I thought you said “a few of years ago” was the peak. Now you’re measuring from the historical high 6 months ago? Did bitcoin lose its value as a speculative asset “a few years ago” or 6 months ago; it’s not a trivial difference.
Just using btc as a short term payment method in real estate offers no real advantages over traditional payment methods such as a wire or certified check.
I used the 6 month timeframe simply to rule out lower volume due to higher price (coins worth more, less coins trade), since to price went down during that period.
No advantages for the buyer or the seller?
For the seller, the advantages are almost instant settlement, and no cross-border fees if money is moving in between countries.
For the buyer, they’re almost always spending gains anyway, and it’s cheaper to pay in Bitcoin than to cash out what you need on an exchange, then pay the wire or ACH fees.
All the exchanges. Volume is trending lower.
https://data.bitcoinity.org/markets/volume/2y?c=e&r=month&t=a
If you’re judging long term viability based off of 6 months performance, then bitcoin is not the speculative asset for you.
A wire is $25. A certified check is a few dollars. What would the exchange cash out fee be for that hypothetical $600K real estate deal?
The cardinal rule in trading is quickly cut your losses. Losing 50% in 6 months and still holding is wild Vegas gambling.
If the seller were going to accept a P2P transaction, it would depend on which exchange you use and your level of trading. But probably around 25 basis points at that level. You would likely charge the seller a "processing fee" for paying in crypto if that was the case, just like is often done for credit card transactions.

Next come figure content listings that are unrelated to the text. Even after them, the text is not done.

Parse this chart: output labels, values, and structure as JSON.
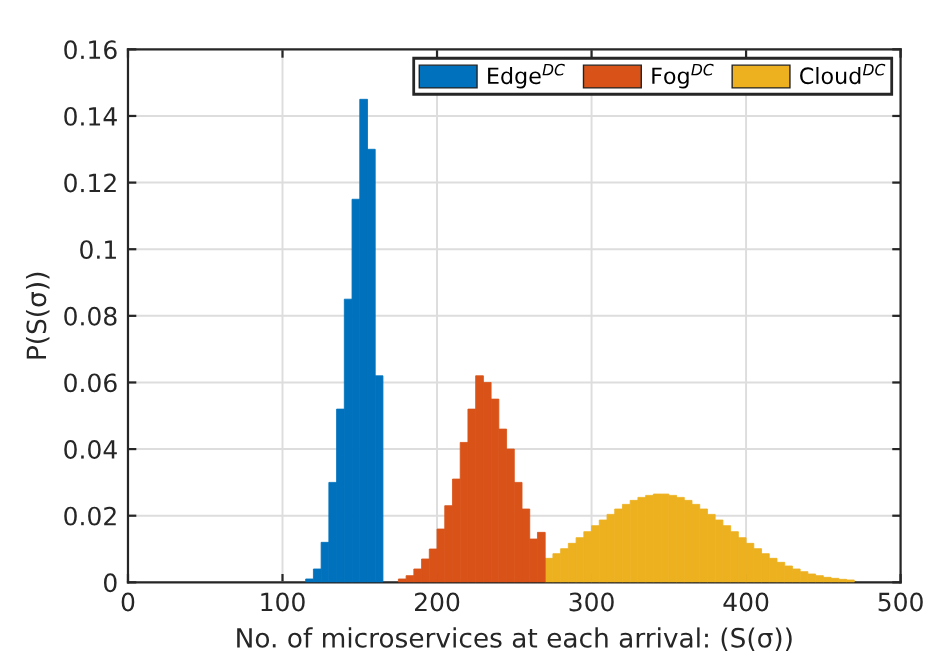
{
  "chart_data": {
    "type": "histogram",
    "xlabel": "No. of microservices at each arrival: (S(σ))",
    "ylabel": "P(S(σ))",
    "xlim": [
      0,
      500
    ],
    "xticks": [
      0,
      100,
      200,
      300,
      400,
      500
    ],
    "ylim": [
      0,
      0.16
    ],
    "yticks": [
      0,
      0.02,
      0.04,
      0.06,
      0.08,
      0.1,
      0.12,
      0.14,
      0.16
    ],
    "grid": true,
    "legend": "top right",
    "bins": [
      115,
      120,
      125,
      130,
      135,
      140,
      145,
      150,
      155,
      160,
      165,
      170,
      175,
      180,
      185,
      190,
      195,
      200,
      205,
      210,
      215,
      220,
      225,
      230,
      235,
      240,
      245,
      250,
      255,
      260,
      265,
      270,
      275,
      280,
      285,
      290,
      295,
      300,
      305,
      310,
      315,
      320,
      325,
      330,
      335,
      340,
      345,
      350,
      355,
      360,
      365,
      370,
      375,
      380,
      385,
      390,
      395,
      400,
      405,
      410,
      415,
      420,
      425,
      430,
      435,
      440,
      445,
      450,
      455,
      460,
      465,
      470
    ],
    "series": [
      {
        "name": "Edge$^{DC}$",
        "color": "#0072bd",
        "values": [
          0.001,
          0.004,
          0.012,
          0.03,
          0.052,
          0.085,
          0.115,
          0.145,
          0.13,
          0.062,
          null,
          null,
          null,
          null,
          null,
          null,
          null,
          null,
          null,
          null,
          null,
          null,
          null,
          null,
          null,
          null,
          null,
          null,
          null,
          null,
          null,
          null,
          null,
          null,
          null,
          null,
          null,
          null,
          null,
          null,
          null,
          null,
          null,
          null,
          null,
          null,
          null,
          null,
          null,
          null,
          null,
          null,
          null,
          null,
          null,
          null,
          null,
          null,
          null,
          null,
          null,
          null,
          null,
          null,
          null,
          null,
          null,
          null,
          null,
          null,
          null
        ]
      },
      {
        "name": "Fog$^{DC}$",
        "color": "#d95319",
        "values": [
          null,
          null,
          null,
          null,
          null,
          null,
          null,
          null,
          null,
          null,
          null,
          null,
          0.001,
          0.002,
          0.004,
          0.007,
          0.01,
          0.016,
          0.023,
          0.031,
          0.042,
          0.052,
          0.062,
          0.06,
          0.055,
          0.046,
          0.04,
          0.03,
          0.022,
          0.013,
          0.015,
          null,
          null,
          null,
          null,
          null,
          null,
          null,
          null,
          null,
          null,
          null,
          null,
          null,
          null,
          null,
          null,
          null,
          null,
          null,
          null,
          null,
          null,
          null,
          null,
          null,
          null,
          null,
          null,
          null,
          null,
          null,
          null,
          null,
          null,
          null,
          null,
          null,
          null,
          null,
          null
        ]
      },
      {
        "name": "Cloud$^{DC}$",
        "color": "#edb120",
        "values": [
          null,
          null,
          null,
          null,
          null,
          null,
          null,
          null,
          null,
          null,
          null,
          null,
          null,
          null,
          null,
          null,
          null,
          null,
          null,
          null,
          null,
          null,
          null,
          null,
          null,
          null,
          null,
          null,
          null,
          null,
          null,
          0.0072,
          0.0086,
          0.0101,
          0.0117,
          0.0134,
          0.0152,
          0.017,
          0.0187,
          0.0204,
          0.022,
          0.0234,
          0.0246,
          0.0255,
          0.0261,
          0.0265,
          0.0265,
          0.0261,
          0.0255,
          0.0246,
          0.0234,
          0.022,
          0.0204,
          0.0187,
          0.017,
          0.0152,
          0.0134,
          0.0117,
          0.0101,
          0.0086,
          0.0072,
          0.006,
          0.0049,
          0.004,
          0.0032,
          0.0025,
          0.002,
          0.0015,
          0.0012,
          0.0009,
          0.0007
        ]
      }
    ]
  }
}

For a crypto-fiat payment processor on the transaction (instead of P2P), around 1% to the buyer.
It's more applicable in high fee/tax scenarios, so for instance in Argentina, any money moving out is held for 30 days by the Argentine government, and taxed at around 30%. If you wanted to get money out of Argentina, or a country with similar protective tariff-like money transfer laws, bitcoin would be the superior way to do it.
I'm not trading.
Losing 50% in 6 months and still holding is wild Vegas gambling.
It's clear that bitcoin isn't for you if you're approaching it with the same mindset as securities and commodities trading.
I personally don't plan to ever sell, no matter what anyone says.
“I personally don’t plan to ever sell,”
You will ride it all the way to zero like a true believer, doubling down on the losses the whole time. I’ll check back every 6 months.
Futures just bounced off $29,700.
They care that the government devalued the bolivar another 20% that week, and the bolivars in their possession LOST VALUE by that amount when buying chicken.
Government can't devalue bitcoin, so that's an irrelevant point.